In 1872 Wilhelm married Anna Fischer. She and her parents were among the first in Schladen who were sealed. Apparently, it was her father who first testified to Friedrich Krebs, the later Chief Apostle, of his faith and the re-established Apostle ministry.
From Brunswick to Wolfenbüttel
Wilhelm Sebastian, by then a Deacon, was sent to Wolfenbüttel that same year still to establish a congregation. He bought a building—including a shop that sold bicycles and sewing machines—and converted the barn on the property into a place of worship for the congregation that was yet to be established.
The congregation of Wolfenbüttel was one of the poorest. The first members were a blind man and a ragpicker. But Wilhelm Sebastian refused to be discouraged and undertook many trips either on foot, by horse and cart, or by train to testify of his faith throughout the region.
From male choir to hymnal
In 1899 Friedrich Krebs, by then he was Chief Apostle, stepped off a train in Brunswick and was welcomed by a male quartet singing Christian songs. It was an absolute novelty in the Apostolic Church. Chief Apostle Krebs was thrilled. He realised how well music and Church go together and asked that choirs and orchestras be promoted in the Church. In addition to this, Wilhelm Sebastian was given the special task of publishing a New Apostolic hymnal. Sebastian, who had meanwhile become an Elder and would soon be ordained a Bishop, was happy to carry out this new task. The congregation of Wolfenbüttel soon had a choir and a children’s choir.

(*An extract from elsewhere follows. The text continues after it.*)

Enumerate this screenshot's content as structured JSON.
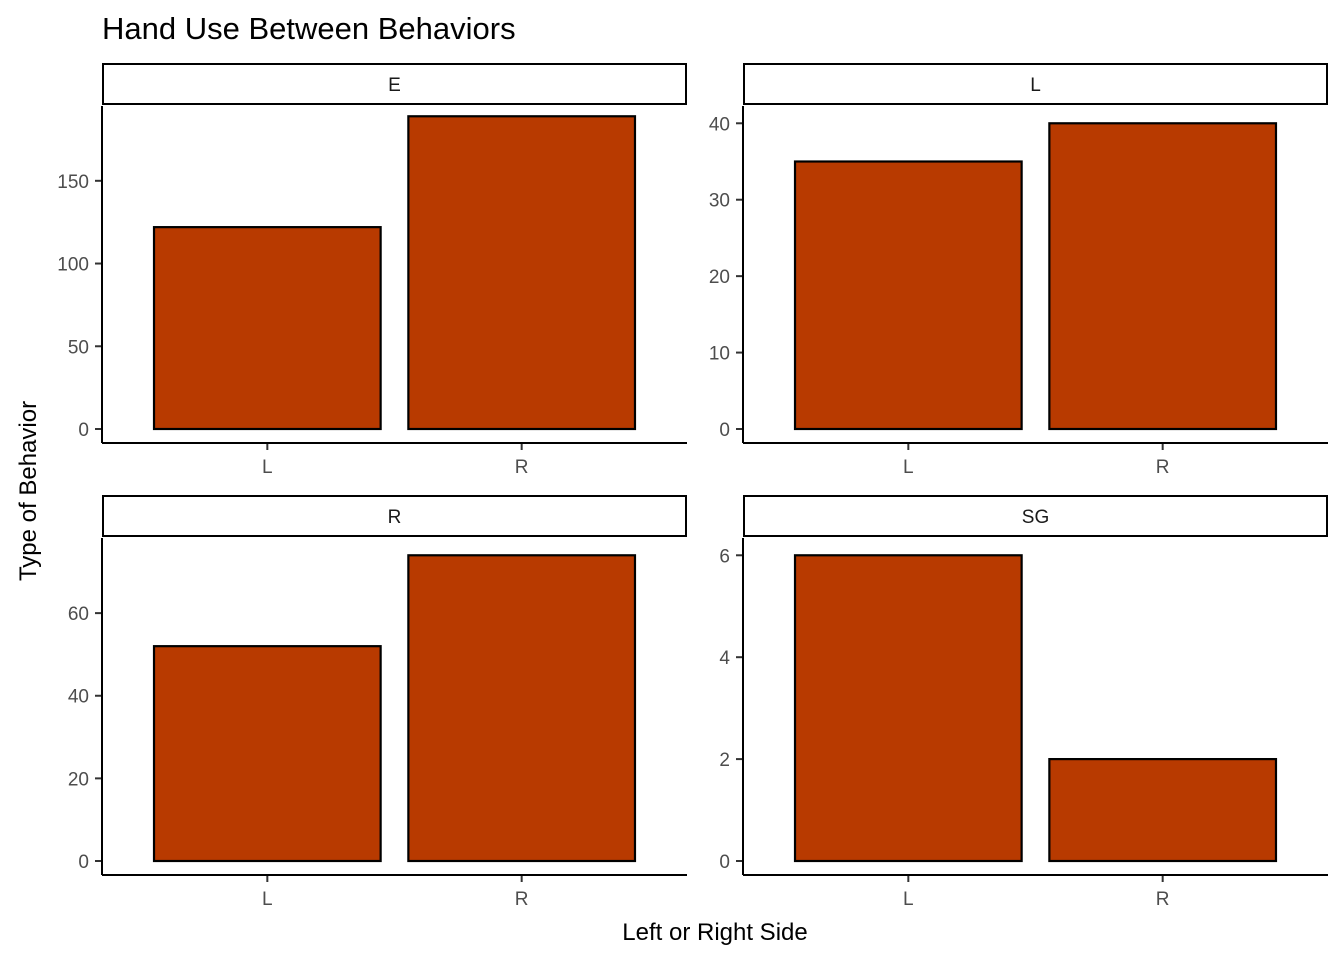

It was probably in 1898 that Wilhelm Sebastian published the first New Apostolic hymnal as a text edition. It also included a brief guide for the ministers on how a divine service was to be structured, how prayers could be formulated and what could be said at baptisms or weddings, for example. Now the members of the Church had a hymnal containing 390 songs, arranged according to holy days and the liturgical year. A little later, an appendix with 131 songs followed, containing revival songs from independent evangelical churches and Protestant chorales, but also original compositions. Soon after, the Bielefeld congregation provided an organ accompaniment book.
From Wolfenbüttel back to Brunswick
Eventually, Wilhelm Sebastian was ordained as an Apostle by Chief Apostle Krebs. His publishing work was taken over by Brother Karnstädt in Wolfenbüttel. Wilhelm Sebastian and his wife and two daughters, Elise and Margarete, moved into an apartment above the church that was built in Brunswick. So that Wilhelm Sebastian could concentrate on his ministry, his son took over the family business in Wolfenbüttel.
When Apostle Sebastian took over the working area of Lower Saxony, Saxony-Anhalt, and Saxony/Thuringia in 1905, he began to feel just how exhausting this work was and asked to be retired. Two years later, he went into retirement. He was able to enjoy five years of retirement before he passed away in 1912, just a few days short of his 66th birthday.